Das „Integrative Haus der Gesundheit“ in Heidenheim zum Beispiel arbeitet eng mit der NWM-Projektgruppe zusammen. Diese Zusammenarbeit ermöglicht gemeinsames Lernen und Erproben neuer Ansätze. Im November 2022 fand dort ein Netzwerktreffen von Gesundheitsinitiativen statt, das vom NWM-Team begleitet und unterstützt wurde. Diese Kooperation trägt zur weiteren Entwicklung und Umsetzung von New-Work-Transformationsschritten am Haus der Gesundheit bei. An der „Klinik Arlesheim“, einem anthroposophischen Akutkrankenhaus in der Schweiz, hat der Ärztliche Leiter der Inneren Medizin, Philipp Busche (ein Mitglied der NWM-Projektgruppe), die Oberärztinnen und -ärzte sowie das Führungsteam in selbstorganisierter Zusammenarbeit geschult. Die Klinik hat innovative Arbeitsmodelle eingeführt, darunter mobiles Arbeiten und das Projekt Work Smart, welches auf die Reduktion der Wochenarbeitszeit abzielt. Diese Initiativen führten zu strukturellen Veränderungen, effizienterer Zusammenarbeit und einer besseren Balance zwischen Berufs- und Privatleben der Mitarbeitenden. Ein weiteres Highlight ist die Mitbegleitung des Pilotprojektes „Meine Station“ am Klinikum Aschaffenburg-Alzenau. Dieses Projekt stellt einen einzigartigen Ansatz in Deutschland dar und zielt darauf ab, die Selbstorganisation im klinischen Bereich zu stärken. So wurde zum Beispiel ein zweiwöchig stattfindendes Governance-Meeting auf der chirurgischen Station eingeführt, das es den Ärztinnen und Ärzten ermöglicht, niederschwellig auf strukturelle Probleme im Stationsablauf aufmerksam zu machen, direkt Lösungsvorschläge einzubringen und diese zu evaluieren. Denn im herkömmlichen Stationsbetrieb gibt es oft wenig bis keinen Raum für diese wichtigen Aspekte der Zusammenarbeit.
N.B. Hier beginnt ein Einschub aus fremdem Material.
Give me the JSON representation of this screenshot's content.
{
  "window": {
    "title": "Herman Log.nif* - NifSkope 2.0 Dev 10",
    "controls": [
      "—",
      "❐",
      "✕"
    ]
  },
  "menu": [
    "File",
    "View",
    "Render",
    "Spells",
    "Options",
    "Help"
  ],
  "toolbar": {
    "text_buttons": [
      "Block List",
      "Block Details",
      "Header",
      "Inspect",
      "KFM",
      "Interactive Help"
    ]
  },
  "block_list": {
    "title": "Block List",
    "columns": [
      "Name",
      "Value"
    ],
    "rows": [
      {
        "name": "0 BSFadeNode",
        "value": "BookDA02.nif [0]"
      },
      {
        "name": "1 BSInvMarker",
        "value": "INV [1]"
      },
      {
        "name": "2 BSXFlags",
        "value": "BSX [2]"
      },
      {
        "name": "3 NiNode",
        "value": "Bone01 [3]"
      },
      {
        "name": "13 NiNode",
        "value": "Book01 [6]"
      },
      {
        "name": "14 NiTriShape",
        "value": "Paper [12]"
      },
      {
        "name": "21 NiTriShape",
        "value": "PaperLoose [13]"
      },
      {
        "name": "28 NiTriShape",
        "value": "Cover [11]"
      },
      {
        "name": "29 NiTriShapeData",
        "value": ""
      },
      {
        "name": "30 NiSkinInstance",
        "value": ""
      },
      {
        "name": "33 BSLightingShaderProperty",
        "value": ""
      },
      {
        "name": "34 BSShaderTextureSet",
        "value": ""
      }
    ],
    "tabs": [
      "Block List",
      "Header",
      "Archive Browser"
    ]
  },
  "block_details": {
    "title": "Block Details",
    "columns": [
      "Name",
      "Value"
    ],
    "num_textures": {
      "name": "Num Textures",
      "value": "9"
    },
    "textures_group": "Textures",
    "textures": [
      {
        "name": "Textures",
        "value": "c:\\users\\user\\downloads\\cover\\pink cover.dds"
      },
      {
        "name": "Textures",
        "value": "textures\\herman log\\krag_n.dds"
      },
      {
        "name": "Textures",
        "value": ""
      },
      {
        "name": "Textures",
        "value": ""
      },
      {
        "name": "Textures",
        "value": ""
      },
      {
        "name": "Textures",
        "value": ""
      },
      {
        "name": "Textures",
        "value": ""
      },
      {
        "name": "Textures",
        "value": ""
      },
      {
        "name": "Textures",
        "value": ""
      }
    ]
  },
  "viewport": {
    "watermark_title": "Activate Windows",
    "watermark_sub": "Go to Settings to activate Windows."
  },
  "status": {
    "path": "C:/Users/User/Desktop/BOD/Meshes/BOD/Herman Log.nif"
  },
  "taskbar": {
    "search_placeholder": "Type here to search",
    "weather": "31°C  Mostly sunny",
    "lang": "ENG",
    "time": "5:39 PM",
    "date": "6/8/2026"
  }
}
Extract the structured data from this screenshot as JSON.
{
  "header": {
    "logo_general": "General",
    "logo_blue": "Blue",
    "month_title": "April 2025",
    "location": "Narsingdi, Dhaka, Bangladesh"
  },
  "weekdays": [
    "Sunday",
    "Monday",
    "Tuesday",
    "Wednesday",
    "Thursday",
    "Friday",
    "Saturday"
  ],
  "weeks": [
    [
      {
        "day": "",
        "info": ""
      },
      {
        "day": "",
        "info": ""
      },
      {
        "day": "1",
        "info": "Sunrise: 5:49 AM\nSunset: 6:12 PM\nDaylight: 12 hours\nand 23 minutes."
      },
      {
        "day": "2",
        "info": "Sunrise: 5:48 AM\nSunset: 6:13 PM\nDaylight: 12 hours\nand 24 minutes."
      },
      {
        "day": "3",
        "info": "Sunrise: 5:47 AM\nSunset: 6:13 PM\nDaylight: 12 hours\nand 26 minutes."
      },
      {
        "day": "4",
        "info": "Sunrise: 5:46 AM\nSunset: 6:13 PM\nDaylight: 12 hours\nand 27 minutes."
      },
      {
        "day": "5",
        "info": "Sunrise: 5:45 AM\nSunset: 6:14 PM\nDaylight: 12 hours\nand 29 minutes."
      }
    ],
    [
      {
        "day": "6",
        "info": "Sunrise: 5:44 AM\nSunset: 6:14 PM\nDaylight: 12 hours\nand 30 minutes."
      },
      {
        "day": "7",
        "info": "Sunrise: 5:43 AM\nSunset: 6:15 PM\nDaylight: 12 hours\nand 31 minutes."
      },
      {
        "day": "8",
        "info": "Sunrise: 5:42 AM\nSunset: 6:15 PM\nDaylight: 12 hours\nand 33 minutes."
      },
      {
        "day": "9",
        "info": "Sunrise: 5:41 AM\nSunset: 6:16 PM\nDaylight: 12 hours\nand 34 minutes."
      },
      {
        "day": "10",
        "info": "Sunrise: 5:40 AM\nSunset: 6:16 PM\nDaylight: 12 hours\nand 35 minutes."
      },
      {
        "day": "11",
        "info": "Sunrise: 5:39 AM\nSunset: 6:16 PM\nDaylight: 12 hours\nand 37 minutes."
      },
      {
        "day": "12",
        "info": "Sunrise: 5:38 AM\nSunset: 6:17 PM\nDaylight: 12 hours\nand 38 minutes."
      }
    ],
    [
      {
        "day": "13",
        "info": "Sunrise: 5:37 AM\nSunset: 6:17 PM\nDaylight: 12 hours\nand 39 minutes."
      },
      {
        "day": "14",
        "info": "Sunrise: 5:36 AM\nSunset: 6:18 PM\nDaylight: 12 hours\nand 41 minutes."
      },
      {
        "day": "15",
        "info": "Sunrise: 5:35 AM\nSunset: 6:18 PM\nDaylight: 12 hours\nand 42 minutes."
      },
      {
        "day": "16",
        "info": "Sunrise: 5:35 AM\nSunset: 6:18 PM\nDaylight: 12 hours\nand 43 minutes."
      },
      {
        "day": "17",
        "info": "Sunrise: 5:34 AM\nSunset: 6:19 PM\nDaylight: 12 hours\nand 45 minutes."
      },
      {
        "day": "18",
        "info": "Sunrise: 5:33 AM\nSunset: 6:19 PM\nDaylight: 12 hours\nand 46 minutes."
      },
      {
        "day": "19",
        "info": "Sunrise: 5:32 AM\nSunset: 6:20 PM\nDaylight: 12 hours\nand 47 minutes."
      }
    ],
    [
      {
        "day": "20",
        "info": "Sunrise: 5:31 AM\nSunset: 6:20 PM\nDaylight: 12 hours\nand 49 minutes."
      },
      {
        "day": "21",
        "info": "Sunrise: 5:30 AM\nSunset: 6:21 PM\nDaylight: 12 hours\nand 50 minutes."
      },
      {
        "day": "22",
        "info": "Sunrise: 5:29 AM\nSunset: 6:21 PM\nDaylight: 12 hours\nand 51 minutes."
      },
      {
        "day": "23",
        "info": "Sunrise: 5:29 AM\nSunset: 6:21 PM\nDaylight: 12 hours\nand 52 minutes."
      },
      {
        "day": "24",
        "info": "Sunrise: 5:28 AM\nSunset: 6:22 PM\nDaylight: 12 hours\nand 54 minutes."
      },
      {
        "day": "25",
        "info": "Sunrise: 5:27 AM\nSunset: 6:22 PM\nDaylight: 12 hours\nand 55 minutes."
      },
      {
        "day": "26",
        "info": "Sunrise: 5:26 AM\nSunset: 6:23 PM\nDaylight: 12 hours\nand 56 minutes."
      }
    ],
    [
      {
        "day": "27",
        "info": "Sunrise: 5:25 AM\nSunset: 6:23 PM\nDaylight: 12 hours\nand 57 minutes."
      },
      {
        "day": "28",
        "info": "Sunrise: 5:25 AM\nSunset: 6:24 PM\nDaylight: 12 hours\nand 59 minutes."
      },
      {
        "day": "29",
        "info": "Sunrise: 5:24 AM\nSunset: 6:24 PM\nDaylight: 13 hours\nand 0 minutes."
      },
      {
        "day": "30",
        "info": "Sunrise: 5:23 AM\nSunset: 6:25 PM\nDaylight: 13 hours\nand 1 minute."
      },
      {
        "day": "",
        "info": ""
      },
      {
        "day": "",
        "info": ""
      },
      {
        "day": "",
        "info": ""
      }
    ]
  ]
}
Inspiration und kontinuierliche Herausforderungen
Der Verein New Work Medizin setzt sich in konkreten Aktionsfeldern mehrere ambitionierte Ziele. Dazu zählen die Weiterentwicklung des Bildungsangebots zu modernen Arbeitsformen in Klinik und Praxis, die Pflege und Erweiterung eines interprofessionellen Netzwerks und die Unterstützung von Modellprojekten wie der Vision einer NWM-Klinik. Ein wichtiges Element ist die Entwicklung einer digitalen Toolbox mit Konzepten für die „neue Medizin-Arbeitswelt“. Diese Toolbox soll aus vier Säulen bestehen: Theorie und Recherche, Anwendung im Klinik-/Praxisalltag, Erfahrungsberichte und an Gesundheitsberufe angepasstes Wissen. Mit seiner ganzheitlichen Herangehensweise, die sowohl die Bedürfnisse der Patientinnen und Patienten als auch die der Mitarbeitenden berücksichtigt, will NWM neue Maßstäbe für die Zukunft der Medizin setzen. Karin Gödicke resümiert: „Wir haben inzwischen den Wandel hin zu einer gemeinnützigen Vereinsstruktur vollzogen. Unser zukünftiger Schwerpunkt widmet sich weiterhin dem gesellschaftlichen Anliegen, einen Wandel im Gesundheitssystem möglich zu machen."